You’re right, you have made more films than most American filmmakers. Hitler killed more Jews than most other people. True, your early films were full of your heart, and your soul, and your dick, and then you moved past short subjects into longer movies. It is important that people keep making movies. I do agree that having no money should never be a roadblock for any filmmaker out there. Having no talent, that’s a whole other matter entirely.

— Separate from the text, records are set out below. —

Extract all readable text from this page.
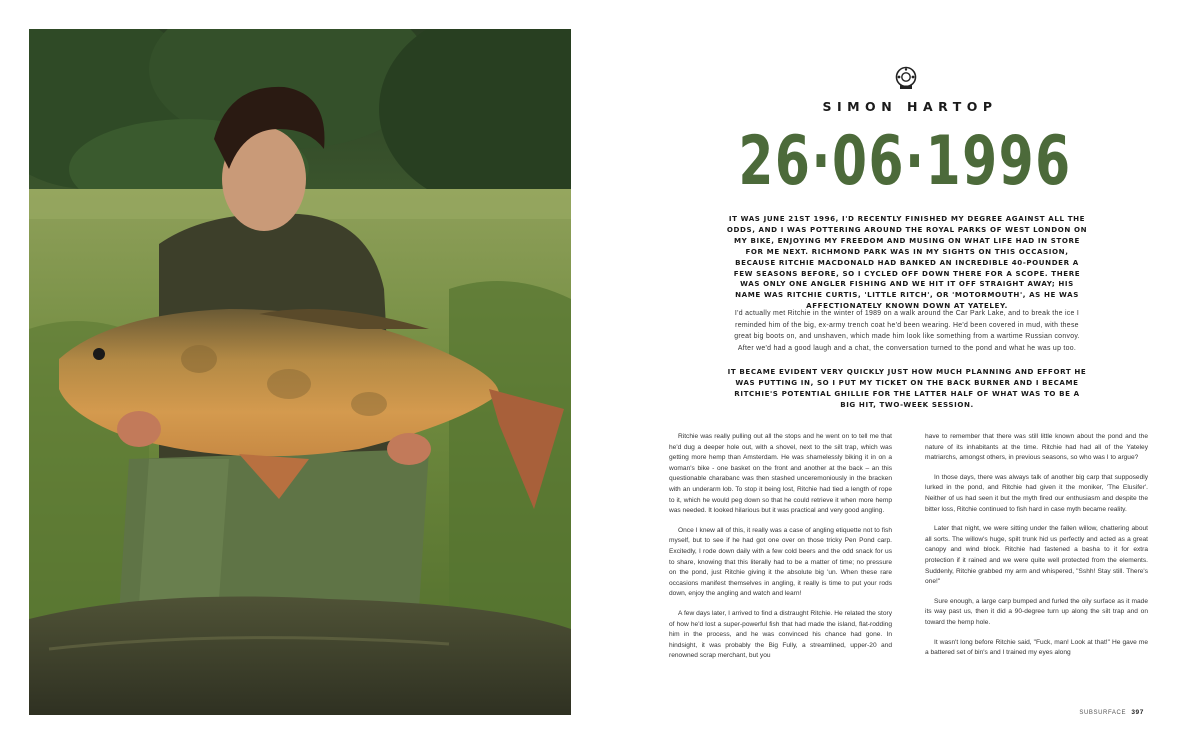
SIMON HARTOP
26·06·1996

IT WAS JUNE 21ST 1996, I'D RECENTLY FINISHED MY DEGREE AGAINST ALL THE ODDS, AND I WAS POTTERING AROUND THE ROYAL PARKS OF WEST LONDON ON MY BIKE, ENJOYING MY FREEDOM AND MUSING ON WHAT LIFE HAD IN STORE FOR ME NEXT. RICHMOND PARK WAS IN MY SIGHTS ON THIS OCCASION, BECAUSE RITCHIE MACDONALD HAD BANKED AN INCREDIBLE 40-POUNDER A FEW SEASONS BEFORE, SO I CYCLED OFF DOWN THERE FOR A SCOPE. THERE WAS ONLY ONE ANGLER FISHING AND WE HIT IT OFF STRAIGHT AWAY; HIS NAME WAS RITCHIE CURTIS, 'LITTLE RITCH', OR 'MOTORMOUTH', AS HE WAS AFFECTIONATELY KNOWN DOWN AT YATELEY.

I'd actually met Ritchie in the winter of 1989 on a walk around the Car Park Lake, and to break the ice I reminded him of the big, ex-army trench coat he'd been wearing. He'd been covered in mud, with these great big boots on, and unshaven, which made him look like something from a wartime Russian convoy. After we'd had a good laugh and a chat, the conversation turned to the pond and what he was up too.

IT BECAME EVIDENT VERY QUICKLY JUST HOW MUCH PLANNING AND EFFORT HE WAS PUTTING IN, SO I PUT MY TICKET ON THE BACK BURNER AND I BECAME RITCHIE'S POTENTIAL GHILLIE FOR THE LATTER HALF OF WHAT WAS TO BE A BIG HIT, TWO-WEEK SESSION.

Ritchie was really pulling out all the stops and he went on to tell me that he'd dug a deeper hole out, with a shovel, next to the silt trap, which was getting more hemp than Amsterdam. He was shamelessly biking it in on a woman's bike - one basket on the front and another at the back – an this questionable charabanc was then stashed unceremoniously in the bracken with an underarm lob. To stop it being lost, Ritchie had tied a length of rope to it, which he would peg down so that he could retrieve it when more hemp was needed. It looked hilarious but it was practical and very good angling.

Once I knew all of this, it really was a case of angling etiquette not to fish myself, but to see if he had got one over on those tricky Pen Pond carp. Excitedly, I rode down daily with a few cold beers and the odd snack for us to share, knowing that this literally had to be a matter of time; no pressure on the pond, just Ritchie giving it the absolute big 'un. When these rare occasions manifest themselves in angling, it really is time to put your rods down, enjoy the angling and watch and learn!

A few days later, I arrived to find a distraught Ritchie. He related the story of how he'd lost a super-powerful fish that had made the island, flat-rodding him in the process, and he was convinced his chance had gone. In hindsight, it was probably the Big Fully, a streamlined, upper-20 and renowned scrap merchant, but you

have to remember that there was still little known about the pond and the nature of its inhabitants at the time. Ritchie had had all of the Yateley matriarchs, amongst others, in previous seasons, so who was I to argue?

In those days, there was always talk of another big carp that supposedly lurked in the pond, and Ritchie had given it the moniker, 'The Elusifer'. Neither of us had seen it but the myth fired our enthusiasm and despite the bitter loss, Ritchie continued to fish hard in case myth became reality.

Later that night, we were sitting under the fallen willow, chattering about all sorts. The willow's huge, spilt trunk hid us perfectly and acted as a great canopy and wind block. Ritchie had fastened a basha to it for extra protection if it rained and we were quite well protected from the elements. Suddenly, Ritchie grabbed my arm and whispered, "Sshh! Stay still. There's one!"

Sure enough, a large carp bumped and furled the oily surface as it made its way past us, then it did a 90-degree turn up along the silt trap and on toward the hemp hole.

It wasn't long before Ritchie said, "Fuck, man! Look at that!" He gave me a battered set of bin's and I trained my eyes along

SUBSURFACE 397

I’m going to ignore the cheap shots. You know, we both came of age in a really amazing time when the technology has allowed me to have a voice and the technology has allowed you to have a voice. And I think that, unfortunately, when you use your voice to try and squash people who are young, who are just coming up, who are figuring out the kind of filmmaker they want to be and the kinds of films they want to make, all you’re doing is discouraging creative people from becoming who they are. I think the next time you see a movie that you really hate, you might want to reflect on it for more than 25 minutes before you write a review. You write reviews faster than I make movies.
I do agree, I think that young filmmakers out there who are working hard should be supported, they should have places like Fantastic Fest to come and show the work they’re doing. It doesn’t mean that every single thought that they ever had has to become a 65-minute motion picture. At the end of the day I think making movies isn't just about getting your friends together and turning a camera on. It's about creating something that speaks to people, something that has a soul, something that has narrative. I think you need to have one of these things: amazing craft, amazing script, amazing actors. At this point, when Kevin Smith is beating you in all three of those, I don't know what to say. But I do want to say, Joe, I do respect that you came down here. This is not easy, this is not your crowd. I think this was very big of you. And I look forward to punching you right in the face in a couple minutes.
I don't have much to say Devin, except that I'm going to be making a lot more films for the rest of my life, most of them you'll be watching. I'll never read another word you write. I think you've demonstrated an incredibly close-minded view of what cinema can be, by referencing just script, or just narrative, or just those things. I think you have a lot to learn. I'm excited for you to learn it. Mostly I'm excited to put the gloves on and beat the shit out of you.